21x29,7cm - 107 pages Issue #1, Septembre 2021 24,00€

Élections en Europe : décembre 2020 – mai 2021

Comment envisagez-vous l’UE en 2030 ? Où voyez-vous le plus grand besoin de réforme ? Quelles modifications des traités de l’Union européenne proposez-vous ?

En 2030, l’Union européenne sortira plus forte des crises des années 2020. La Conférence sur l’avenir de l’Europe lui aura donné un nouvel élan.
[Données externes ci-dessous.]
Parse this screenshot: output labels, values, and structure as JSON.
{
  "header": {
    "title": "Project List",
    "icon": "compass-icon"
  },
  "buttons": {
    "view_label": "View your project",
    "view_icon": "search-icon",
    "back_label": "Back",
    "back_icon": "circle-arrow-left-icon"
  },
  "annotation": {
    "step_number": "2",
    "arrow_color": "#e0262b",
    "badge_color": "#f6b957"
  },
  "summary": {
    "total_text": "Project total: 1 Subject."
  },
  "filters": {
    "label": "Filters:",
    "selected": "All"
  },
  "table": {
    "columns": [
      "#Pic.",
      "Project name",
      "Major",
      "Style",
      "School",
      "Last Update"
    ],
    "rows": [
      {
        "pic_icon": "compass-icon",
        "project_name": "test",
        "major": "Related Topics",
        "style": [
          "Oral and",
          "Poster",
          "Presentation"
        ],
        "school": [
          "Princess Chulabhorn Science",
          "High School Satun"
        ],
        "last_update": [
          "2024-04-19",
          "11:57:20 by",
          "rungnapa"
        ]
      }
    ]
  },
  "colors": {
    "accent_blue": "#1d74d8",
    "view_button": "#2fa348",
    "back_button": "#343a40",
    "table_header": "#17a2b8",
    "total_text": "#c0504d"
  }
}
L’UE se présentera comme une union fédérale qui renforcera et garantira les droits démocratiques et sociaux de ses citoyens et défendra de manière cohérente l’État de droit et le pluralisme démocratique, tant au niveau interne qu’au niveau mondial — ce qui constitue une idée centrale et un motif fondateur de l’Union. La situation interne de l’Union en 2030 renforcera son attractivité dans son voisinage, et l’intégration européenne aura encore progressé avec l’élargissement et l’approfondissement de l’UE. Le Royaume-Uni aura alors déjà déposé une nouvelle demande d’adhésion à l’UE. Grâce, notamment, à une plateforme médiatique européenne commune et à une législation européenne sur les associations mise en œuvre de manière cohérente, l’UE 2030 sera fortement intégrée dans les réseaux de la société civile au niveau européen.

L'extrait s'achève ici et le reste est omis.